Di antara perusahaan itu adalah perusahaan energi Indika Energy dan perusahaan aplikasi GoTo (hasil merger antara Gojek dengan Tokopedia). Mereka mulai merealisasikan visinya untuk bergerak mengurangi tingkat emisi dari produk yang dihasilkan.
Vice President Director Indika Energy & Group ECO Indika Energy, Azis Armand, mengatakan sejak tahun perusahaannya telah melakukan diverssifikasi usaha ke bidang usaha non batubara. Divestasi usaha yang dipilih sejak tahun 2018 lalu antara lain ke pertambangan emas dan lainnya.
“Sebelumnya, sejak 2005 sampai dengan tahun 2017, sebesar 75% pendapatan perusahaan berasal dari bisnis pertambangan batubara. Di tahun setelahnya (2018) kami melakukan divestasi usaha ke bidang-bidang non batubara. Karena kami menyadari, bahwa zero emission merupakan sebuah keniscayaan. Jadi, mau tidak mau, era itu akan terjadi,” tutur Azis dalam webinar bertajuk “Collaboration for The Future Economy’ dengan subtema “Race to Zero: How to Indonesia Company’s Committing to Net Zero Emissions” yang digelar Katadata di Jakarta, Senin (23/8/2021).
Selain itu, kata Azis, di operasional internal perusahaan kendaraan-kendaraan yang digunakan sebagai sarana angkutan karyawan maupun barang menggunakan bahan bakar biofuel atau sumber energi ramah lingkungan lainnya. Meski, tidak dimungkiri di tambang-tambang yang dikerjakan oleh para kontraktor (perusahaan ketiga yang mengerjakan proyek dari Indika) masih banyak yang menggunakan sumber energi dari bahan bakar fosil.
“Karena kalau kita samakan dengan apa yang terjadi di internal kami (Indika Group, dengan menggunakan kendaraan berbahan bakar biofuel atau sumber energi bersih lainnya) akan mengubah kontrak, sehingga tidak mudah. Tetapi, yang pasti, komitmen kami adalah bagaimana menyiapkan diri di era zero emission nanti,” papar Azis.
Sementara, Group Head of Sustainability Goto, Tanah Sullivan, menyebut meski baru pada tahap awal atau piloting namun perusahaannya telah mulai menjalankan pengurangan jejak karbon. Pada aplikasi Gojek terdapat fitur GoGreener, dimana para pengguna jasa angkutan berbasis aplikasi itu akan mengetahui seberapa banyak tingkat emisi karbon.

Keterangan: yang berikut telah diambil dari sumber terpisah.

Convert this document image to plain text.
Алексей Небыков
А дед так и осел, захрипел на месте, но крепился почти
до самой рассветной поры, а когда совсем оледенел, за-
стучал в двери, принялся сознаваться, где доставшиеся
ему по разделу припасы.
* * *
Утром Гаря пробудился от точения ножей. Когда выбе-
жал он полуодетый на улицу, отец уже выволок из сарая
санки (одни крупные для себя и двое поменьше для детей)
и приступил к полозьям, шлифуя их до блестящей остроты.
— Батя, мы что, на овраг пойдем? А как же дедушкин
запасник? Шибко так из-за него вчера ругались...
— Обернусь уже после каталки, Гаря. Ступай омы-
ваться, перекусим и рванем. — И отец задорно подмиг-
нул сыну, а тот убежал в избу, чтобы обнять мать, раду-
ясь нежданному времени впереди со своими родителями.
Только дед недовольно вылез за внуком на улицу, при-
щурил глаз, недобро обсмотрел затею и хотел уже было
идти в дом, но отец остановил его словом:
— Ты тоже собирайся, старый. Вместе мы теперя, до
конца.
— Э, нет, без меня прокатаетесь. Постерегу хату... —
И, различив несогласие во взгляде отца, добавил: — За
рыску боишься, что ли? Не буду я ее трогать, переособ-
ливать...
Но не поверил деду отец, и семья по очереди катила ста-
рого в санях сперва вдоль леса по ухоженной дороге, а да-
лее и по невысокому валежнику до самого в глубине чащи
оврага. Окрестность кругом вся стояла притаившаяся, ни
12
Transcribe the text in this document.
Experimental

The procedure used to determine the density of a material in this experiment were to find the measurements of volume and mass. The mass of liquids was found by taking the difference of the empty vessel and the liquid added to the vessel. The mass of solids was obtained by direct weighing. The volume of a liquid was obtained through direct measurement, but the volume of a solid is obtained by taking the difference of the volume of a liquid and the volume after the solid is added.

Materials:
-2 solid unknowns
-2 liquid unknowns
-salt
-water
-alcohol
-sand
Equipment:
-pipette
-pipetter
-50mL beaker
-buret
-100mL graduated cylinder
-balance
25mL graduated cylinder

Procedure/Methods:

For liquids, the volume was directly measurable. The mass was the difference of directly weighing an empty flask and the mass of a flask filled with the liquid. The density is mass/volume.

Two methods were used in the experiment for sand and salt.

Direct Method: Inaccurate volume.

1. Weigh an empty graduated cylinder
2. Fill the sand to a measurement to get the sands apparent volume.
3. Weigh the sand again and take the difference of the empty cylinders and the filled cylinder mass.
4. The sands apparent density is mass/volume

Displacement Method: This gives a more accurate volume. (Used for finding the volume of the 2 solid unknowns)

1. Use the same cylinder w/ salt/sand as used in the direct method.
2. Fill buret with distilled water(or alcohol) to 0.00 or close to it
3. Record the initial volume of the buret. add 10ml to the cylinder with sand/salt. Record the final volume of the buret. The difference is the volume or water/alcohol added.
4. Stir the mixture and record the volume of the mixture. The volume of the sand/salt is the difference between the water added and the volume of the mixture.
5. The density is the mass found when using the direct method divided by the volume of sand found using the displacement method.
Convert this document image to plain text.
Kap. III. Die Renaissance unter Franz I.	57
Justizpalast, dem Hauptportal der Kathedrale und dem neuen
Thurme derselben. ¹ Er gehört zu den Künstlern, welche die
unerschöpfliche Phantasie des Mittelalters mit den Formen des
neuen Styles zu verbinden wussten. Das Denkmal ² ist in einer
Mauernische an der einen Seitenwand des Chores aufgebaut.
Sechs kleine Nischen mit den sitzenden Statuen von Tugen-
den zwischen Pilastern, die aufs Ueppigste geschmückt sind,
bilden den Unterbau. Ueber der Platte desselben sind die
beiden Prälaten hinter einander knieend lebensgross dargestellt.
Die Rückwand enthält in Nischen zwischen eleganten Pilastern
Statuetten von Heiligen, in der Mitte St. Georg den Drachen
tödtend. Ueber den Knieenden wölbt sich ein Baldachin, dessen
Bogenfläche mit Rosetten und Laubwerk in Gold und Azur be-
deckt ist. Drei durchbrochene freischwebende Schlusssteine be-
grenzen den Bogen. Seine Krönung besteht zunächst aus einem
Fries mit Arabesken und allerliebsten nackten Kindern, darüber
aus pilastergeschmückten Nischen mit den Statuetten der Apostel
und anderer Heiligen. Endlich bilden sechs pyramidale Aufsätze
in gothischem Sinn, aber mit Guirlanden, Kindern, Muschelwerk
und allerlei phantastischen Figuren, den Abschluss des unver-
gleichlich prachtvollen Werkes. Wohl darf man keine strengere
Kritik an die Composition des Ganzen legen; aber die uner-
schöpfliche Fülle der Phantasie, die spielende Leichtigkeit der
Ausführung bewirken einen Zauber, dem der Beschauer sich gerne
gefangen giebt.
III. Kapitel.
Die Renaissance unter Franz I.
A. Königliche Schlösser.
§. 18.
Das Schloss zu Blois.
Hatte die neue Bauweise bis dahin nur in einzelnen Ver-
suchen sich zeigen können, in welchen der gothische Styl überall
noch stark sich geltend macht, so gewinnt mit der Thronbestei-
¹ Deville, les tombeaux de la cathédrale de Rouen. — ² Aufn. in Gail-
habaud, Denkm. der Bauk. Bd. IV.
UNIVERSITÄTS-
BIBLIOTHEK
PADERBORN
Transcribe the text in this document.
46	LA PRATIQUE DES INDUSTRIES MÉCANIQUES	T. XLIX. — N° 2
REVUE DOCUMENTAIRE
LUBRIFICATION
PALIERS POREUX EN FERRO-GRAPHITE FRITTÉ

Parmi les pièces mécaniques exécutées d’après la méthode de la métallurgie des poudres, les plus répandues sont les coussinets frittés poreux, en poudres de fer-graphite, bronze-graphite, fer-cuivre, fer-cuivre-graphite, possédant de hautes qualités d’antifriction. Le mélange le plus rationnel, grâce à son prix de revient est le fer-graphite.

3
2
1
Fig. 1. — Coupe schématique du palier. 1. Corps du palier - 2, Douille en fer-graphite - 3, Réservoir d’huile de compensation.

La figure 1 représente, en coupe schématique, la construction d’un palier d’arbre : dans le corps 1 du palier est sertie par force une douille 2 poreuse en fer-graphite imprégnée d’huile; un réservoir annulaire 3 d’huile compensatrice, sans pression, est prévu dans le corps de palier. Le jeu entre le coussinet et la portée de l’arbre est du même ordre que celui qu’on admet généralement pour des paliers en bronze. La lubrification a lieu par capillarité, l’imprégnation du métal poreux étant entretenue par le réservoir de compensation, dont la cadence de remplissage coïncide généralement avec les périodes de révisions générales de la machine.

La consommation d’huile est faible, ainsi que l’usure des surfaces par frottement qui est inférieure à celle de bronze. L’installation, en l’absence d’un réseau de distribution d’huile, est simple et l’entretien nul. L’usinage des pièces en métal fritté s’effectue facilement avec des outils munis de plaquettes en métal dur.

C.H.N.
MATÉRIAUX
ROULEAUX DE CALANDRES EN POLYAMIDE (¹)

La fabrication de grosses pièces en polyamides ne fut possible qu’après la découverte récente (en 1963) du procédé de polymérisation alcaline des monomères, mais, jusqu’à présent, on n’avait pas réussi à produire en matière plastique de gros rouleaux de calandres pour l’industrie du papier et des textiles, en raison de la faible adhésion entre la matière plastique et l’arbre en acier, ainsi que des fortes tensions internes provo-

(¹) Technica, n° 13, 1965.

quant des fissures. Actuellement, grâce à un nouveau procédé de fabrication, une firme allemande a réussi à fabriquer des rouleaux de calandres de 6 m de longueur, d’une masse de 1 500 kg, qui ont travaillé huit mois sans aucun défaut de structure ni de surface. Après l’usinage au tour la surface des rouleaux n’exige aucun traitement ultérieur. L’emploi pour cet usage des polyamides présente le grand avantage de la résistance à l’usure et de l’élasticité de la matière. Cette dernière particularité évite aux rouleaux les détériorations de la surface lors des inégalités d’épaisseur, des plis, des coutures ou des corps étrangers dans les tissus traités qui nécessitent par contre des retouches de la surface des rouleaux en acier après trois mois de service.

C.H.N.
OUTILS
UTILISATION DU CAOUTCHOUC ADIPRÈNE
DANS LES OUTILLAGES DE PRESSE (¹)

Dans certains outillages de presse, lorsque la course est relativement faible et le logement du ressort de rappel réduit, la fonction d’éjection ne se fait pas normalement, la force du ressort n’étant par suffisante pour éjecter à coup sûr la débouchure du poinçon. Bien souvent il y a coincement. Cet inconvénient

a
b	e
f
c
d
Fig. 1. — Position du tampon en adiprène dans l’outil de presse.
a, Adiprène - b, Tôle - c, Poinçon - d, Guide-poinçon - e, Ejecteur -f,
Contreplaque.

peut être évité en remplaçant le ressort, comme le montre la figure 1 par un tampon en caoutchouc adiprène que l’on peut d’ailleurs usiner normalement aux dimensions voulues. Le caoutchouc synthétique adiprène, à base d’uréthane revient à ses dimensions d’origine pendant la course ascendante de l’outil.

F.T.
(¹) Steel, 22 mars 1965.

“Ini merupakan fitur pertama (di perusahaan aplikasi) di dunia. GoGreener Carbon Offset ini mengajak pengguna jasa angkutan dari Goto untuk menyeimbangkan jejak karbon mereka atau carbon offset. Lalu, bagaimana mengompensasi carbon offset itu dengan menanam pohon yang mereka sumbangkan,” kata Tanah di sesi webinar yang sama.
Bahkan, langkah GoTo tak berhenti sampai di sini. Perusahaan juga berupaya untuk secara berangsur menggunakan sarana angkutan - armada transportasi - yang rumah lingkungan. Dengan menggunakan skuter dan sepeda listrik, salah satunya.
Namun, baik Tanah maupun Azis menekankan insiasi dan langkah nyata yang telah dilakukan oleh perusahaan sektor swasta ini perlu mendapatkan sambutan dan dukungan oleh pihak-pihak lain. Sehingga, gerakan untuk mewujudkan Zero Emisi juga semakin kuat.
“Kemudian perlu terus dilakukan edukasi, untuk membangun awareness di masyarakat. Meski, di kalangan milenial saat ini awareness soal lingkungan jauh lebih baik dibanding generasi-generasi sebelumnya,” kata Azis.
Untuk itu dibutuhkan kolaborasi dari semua pemangku kepentingan. Baik di antara pelaku usaha di sektor swasta, masyarakat, hingga pemerintah untuk mewujudkan hal ini.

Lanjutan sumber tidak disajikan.